La stampa si è molto soffermata sulle dinamiche dell’evento delittuoso, come del resto hanno fatto gli inquirenti svolgendo il loro lavoro investigativo ma, a fronte della ricostruzione appena esposta, ciò che manca del tutto è il movente dell’omicidio.
Esiste una domanda che vale la pena porsi: una mamma – assassina può continuare la sua vita “normale” immediatamente dopo l’uccisione di un figlio?
E’, cioè, possibile credere che la donna subito dopo aver dismesso il cadavere del suo bambino abbia potuto prendere parte ad un corso di cucina come sa la vita continuasse normalmente?
Al di fuori di una seria e comprovata patologia mentale probabilmente ciò è difficile da credere.
Ed a fronte di questa lecita domanda va detto e sottolineato che mamma Veronica continua a dichiarasi innocente, lo fa apertamente per il tramite del suo legale che respinge l’accusa di omicidio promettendo la piena collaborazione della sua assistita con l’intento di affermarne la totale estraneità alla morte di Loris.
Veronica Panarello si dichiara estranea alla morte di suo figlio.
Il legale di mamma Veronica chiarisce che i frame delle telecamere sono ancora elementi da approfondire e riconsiderare perchè per di più non sarebbero nitidi; ribadisce che la sua assistita non ha mai tentato il suicidio, men che meno con delle fascette elettriche com’era stato insinuato nei giorni passati; sottolinea che la versione della donna è rimasta sempre la stessa e si dice pronto a comprovarla; precisa che la sua assistita ha volontariamente consegnato alle autorità un campione di DNA.
La velocità e la facilità di transito delle notizie, in televisione come in rete, comporta in qualche modo anche una più ampia e immediata tendenza al giudizio pubblico e popolare.

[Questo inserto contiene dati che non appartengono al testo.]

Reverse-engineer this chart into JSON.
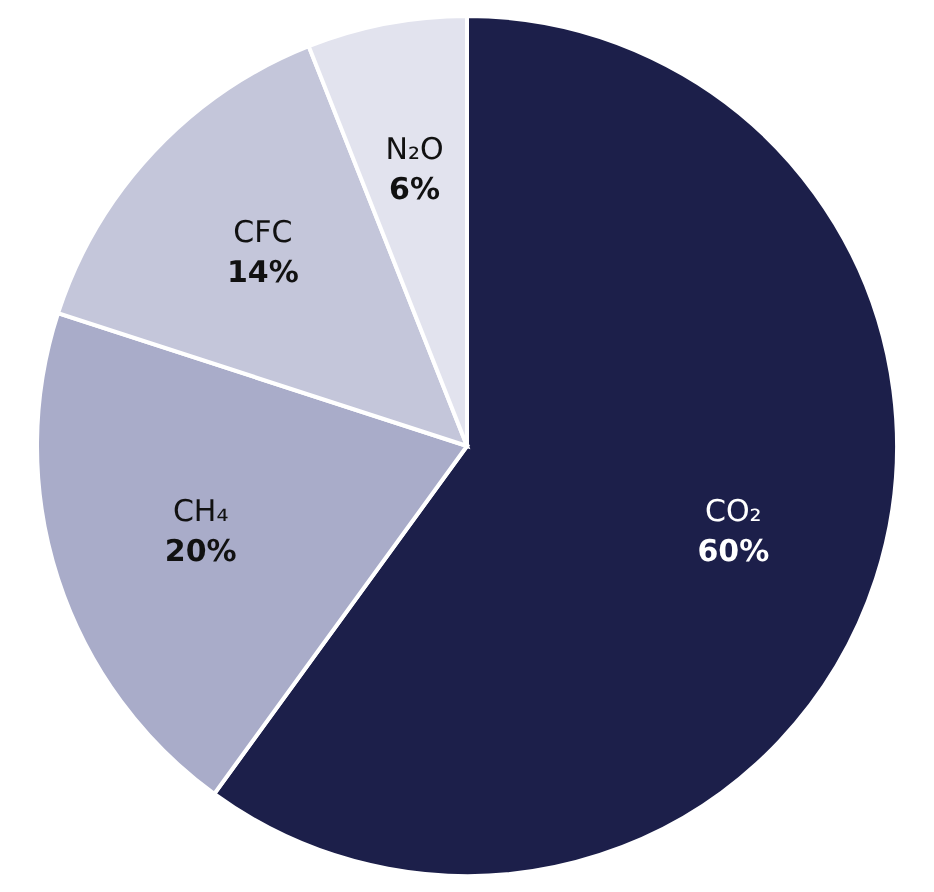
{
  "chart_data": {
    "type": "pie",
    "categories": [
      "CO₂",
      "CH₄",
      "CFC",
      "N₂O"
    ],
    "values": [
      60,
      20,
      14,
      6
    ],
    "value_labels": [
      "60%",
      "20%",
      "14%",
      "6%"
    ],
    "colors": [
      "#1c1f4a",
      "#a9acc9",
      "#c4c6da",
      "#e2e3ee"
    ]
  }
}
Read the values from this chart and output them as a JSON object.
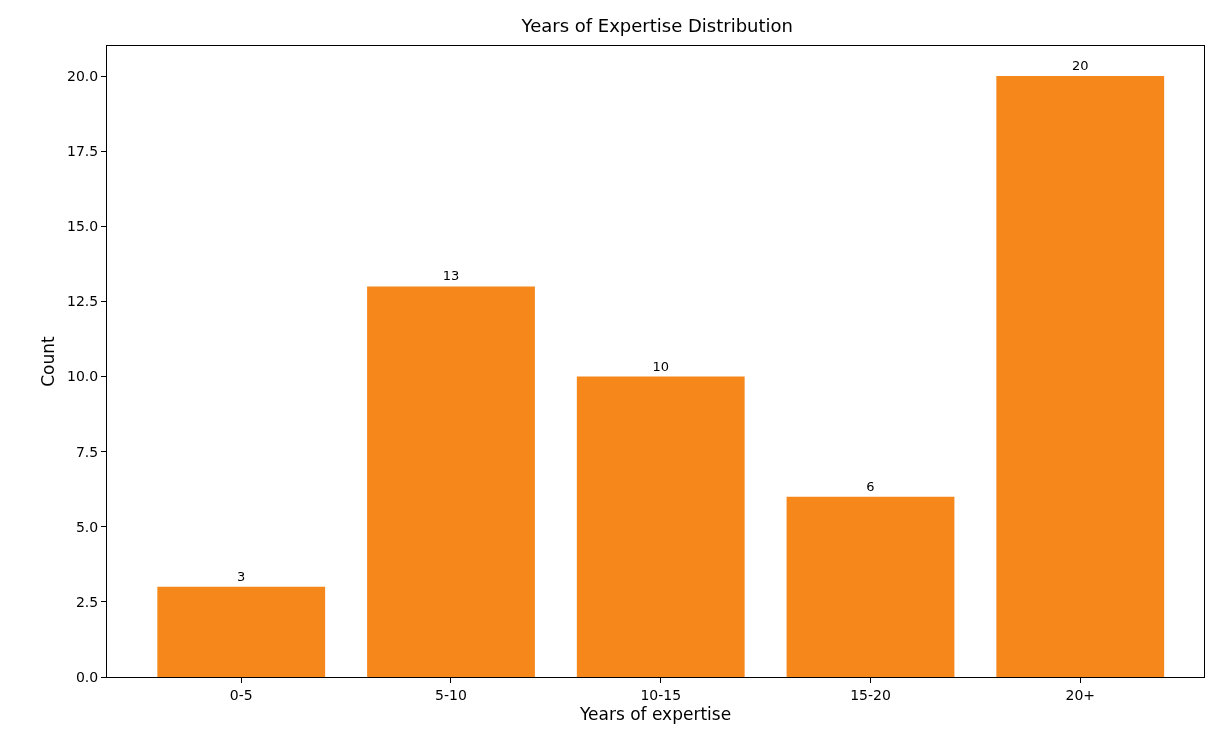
{
  "chart_data": {
    "type": "bar",
    "title": "Years of Expertise Distribution",
    "xlabel": "Years of expertise",
    "ylabel": "Count",
    "categories": [
      "0-5",
      "5-10",
      "10-15",
      "15-20",
      "20+"
    ],
    "values": [
      3,
      13,
      10,
      6,
      20
    ],
    "color": "#f5871b",
    "ylim": [
      0,
      21
    ],
    "yticks": [
      {
        "value": 0,
        "label": "0.0"
      },
      {
        "value": 2.5,
        "label": "2.5"
      },
      {
        "value": 5,
        "label": "5.0"
      },
      {
        "value": 7.5,
        "label": "7.5"
      },
      {
        "value": 10,
        "label": "10.0"
      },
      {
        "value": 12.5,
        "label": "12.5"
      },
      {
        "value": 15,
        "label": "15.0"
      },
      {
        "value": 17.5,
        "label": "17.5"
      },
      {
        "value": 20,
        "label": "20.0"
      }
    ],
    "data_labels": true,
    "legend": false
  }
}
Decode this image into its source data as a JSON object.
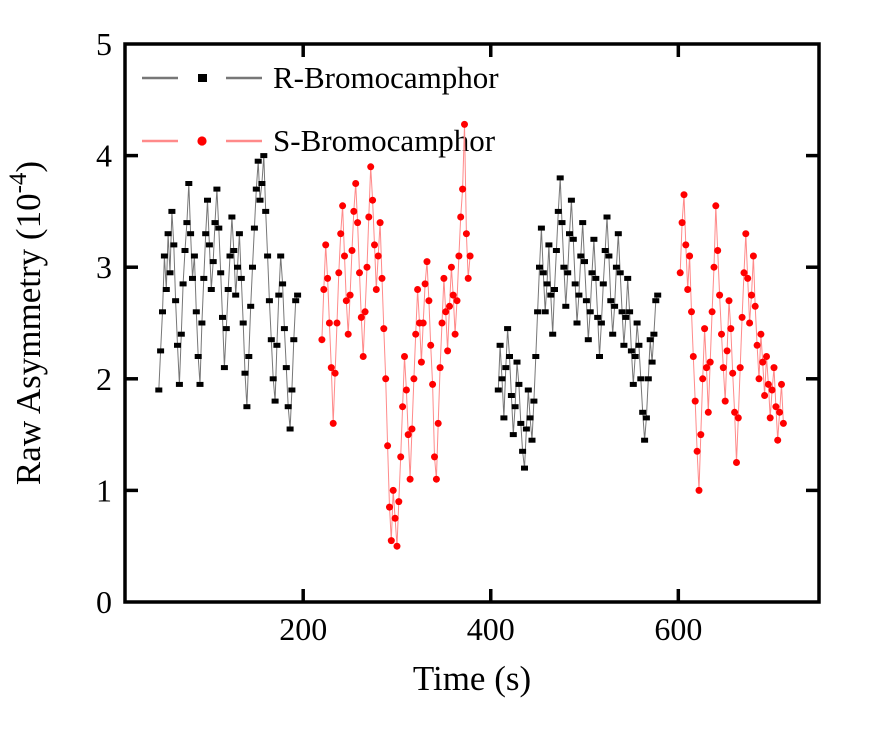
{
  "figure": {
    "background": "#ffffff",
    "axis_color": "#000000"
  },
  "legend": {
    "position": "top-left-inside",
    "entries": [
      {
        "label": "R-Bromocamphor"
      },
      {
        "label": "S-Bromocamphor"
      }
    ]
  },
  "chart_data": {
    "type": "line",
    "title": "",
    "xlabel": "Time (s)",
    "ylabel": "Raw Asymmetry (10^-4)",
    "ylabel_parts": {
      "main": "Raw Asymmetry (10",
      "sup": "-4",
      "end": ")"
    },
    "xlim": [
      10,
      750
    ],
    "ylim": [
      0,
      5
    ],
    "xticks": [
      200,
      400,
      600
    ],
    "yticks": [
      0,
      1,
      2,
      3,
      4,
      5
    ],
    "grid": false,
    "series": [
      {
        "name": "R-Bromocamphor",
        "marker": "square",
        "marker_color": "#000000",
        "line_color": "#777777",
        "segments": [
          {
            "t_start": 46,
            "t_step": 2,
            "y": [
              1.9,
              2.25,
              2.6,
              3.1,
              2.8,
              3.3,
              2.95,
              3.5,
              3.2,
              2.7,
              2.3,
              1.95,
              2.4,
              2.85,
              3.15,
              3.4,
              3.75,
              3.3,
              2.9,
              3.1,
              2.6,
              2.2,
              1.95,
              2.5,
              2.9,
              3.3,
              3.6,
              3.2,
              2.8,
              3.05,
              3.4,
              3.7,
              3.35,
              2.95,
              2.55,
              2.1,
              2.45,
              2.8,
              3.1,
              3.45,
              3.15,
              2.75,
              3.0,
              3.3,
              2.9,
              2.5,
              2.05,
              1.75,
              2.2,
              2.65,
              3.0,
              3.35,
              3.7,
              3.95,
              3.6,
              3.75,
              4.0,
              3.5,
              3.1,
              2.7,
              2.35,
              2.0,
              1.8,
              2.3,
              2.75,
              3.1,
              2.85,
              2.45,
              2.1,
              1.75,
              1.55,
              1.9,
              2.35,
              2.7,
              2.75
            ]
          },
          {
            "t_start": 408,
            "t_step": 2,
            "y": [
              1.9,
              2.3,
              2.0,
              1.65,
              2.1,
              2.45,
              2.2,
              1.85,
              1.5,
              1.75,
              2.15,
              1.95,
              1.6,
              1.35,
              1.2,
              1.55,
              1.9,
              1.65,
              1.45,
              1.8,
              2.2,
              2.6,
              3.0,
              3.35,
              2.95,
              2.6,
              2.85,
              3.2,
              2.75,
              2.4,
              2.8,
              3.15,
              3.5,
              3.8,
              3.4,
              3.0,
              2.65,
              2.95,
              3.3,
              3.6,
              3.25,
              2.85,
              2.5,
              2.75,
              3.1,
              3.4,
              3.05,
              2.7,
              2.35,
              2.6,
              2.95,
              3.25,
              2.9,
              2.55,
              2.2,
              2.5,
              2.85,
              3.15,
              3.45,
              3.1,
              2.7,
              2.4,
              2.65,
              3.0,
              3.3,
              2.95,
              2.6,
              2.3,
              2.55,
              2.9,
              2.6,
              2.25,
              1.95,
              2.2,
              2.5,
              2.3,
              2.0,
              1.7,
              1.45,
              1.65,
              2.0,
              2.35,
              2.15,
              2.4,
              2.7,
              2.75
            ]
          }
        ]
      },
      {
        "name": "S-Bromocamphor",
        "marker": "circle",
        "marker_color": "#ff0000",
        "line_color": "#ff8a8a",
        "segments": [
          {
            "t_start": 220,
            "t_step": 2,
            "y": [
              2.35,
              2.8,
              3.2,
              2.9,
              2.5,
              2.1,
              1.6,
              2.05,
              2.5,
              2.95,
              3.3,
              3.55,
              3.1,
              2.7,
              2.4,
              2.75,
              3.15,
              3.5,
              3.75,
              3.4,
              2.95,
              2.55,
              2.2,
              2.6,
              3.0,
              3.45,
              3.9,
              3.6,
              3.2,
              2.8,
              3.1,
              3.4,
              2.9,
              2.45,
              2.0,
              1.4,
              0.85,
              0.55,
              1.0,
              0.75,
              0.5,
              0.9,
              1.3,
              1.75,
              2.2,
              1.9,
              1.5,
              1.1,
              1.55,
              2.0,
              2.4,
              2.8,
              2.5,
              2.15,
              2.5,
              2.85,
              3.05,
              2.7,
              2.3,
              1.95,
              1.3,
              1.1,
              1.6,
              2.1,
              2.5,
              2.9,
              2.6,
              2.25,
              2.65,
              3.0,
              2.75,
              2.4,
              2.7,
              3.1,
              3.45,
              3.7,
              4.28,
              3.3,
              2.9,
              3.1
            ]
          },
          {
            "t_start": 602,
            "t_step": 2,
            "y": [
              2.95,
              3.4,
              3.65,
              3.2,
              2.8,
              3.1,
              2.6,
              2.2,
              1.8,
              1.35,
              1.0,
              1.5,
              2.0,
              2.45,
              2.1,
              1.7,
              2.15,
              2.6,
              3.0,
              3.55,
              3.15,
              2.75,
              2.4,
              2.1,
              1.8,
              2.25,
              2.7,
              2.45,
              2.05,
              1.7,
              1.25,
              1.65,
              2.1,
              2.55,
              2.95,
              3.3,
              2.9,
              2.5,
              2.75,
              3.1,
              2.65,
              2.3,
              2.0,
              2.4,
              2.15,
              1.85,
              2.2,
              1.95,
              1.65,
              1.9,
              2.1,
              1.75,
              1.45,
              1.7,
              1.95,
              1.6
            ]
          }
        ]
      }
    ]
  }
}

In questo senso va rivendicato il rispetto verso una madre che ha perso il figlio e che resta innocente sino al giudizio definitivo (o sino ad una confessione).
La famiglia continua a difendere e sostenere Veronica e l’avvocato continua a ribadirne la totale estraneità all’evento della morte del figlio.
Quando è uscita dalla questura di Ragusa mamma Veronica è stata letteralmente sovrastata dalle urla della gente che gridava: “vergogna”, e quando ha raggiunto il carcere catanese le voci rabbiose dei detenuti si sono sentite anche fuori dalle mura della prigione sino all’antistante piazza Lanza, gridavano: “assassina, assassina, devi morire…”.
Veronica Panarello nella struttura carceraria è in isolamento, debitamente lontana dai detenuti che l’hanno accolta senza pietà e senza concederle il beneficio del dubbio, viene guardata a vista e si attende l’udienza di convalida del fermo.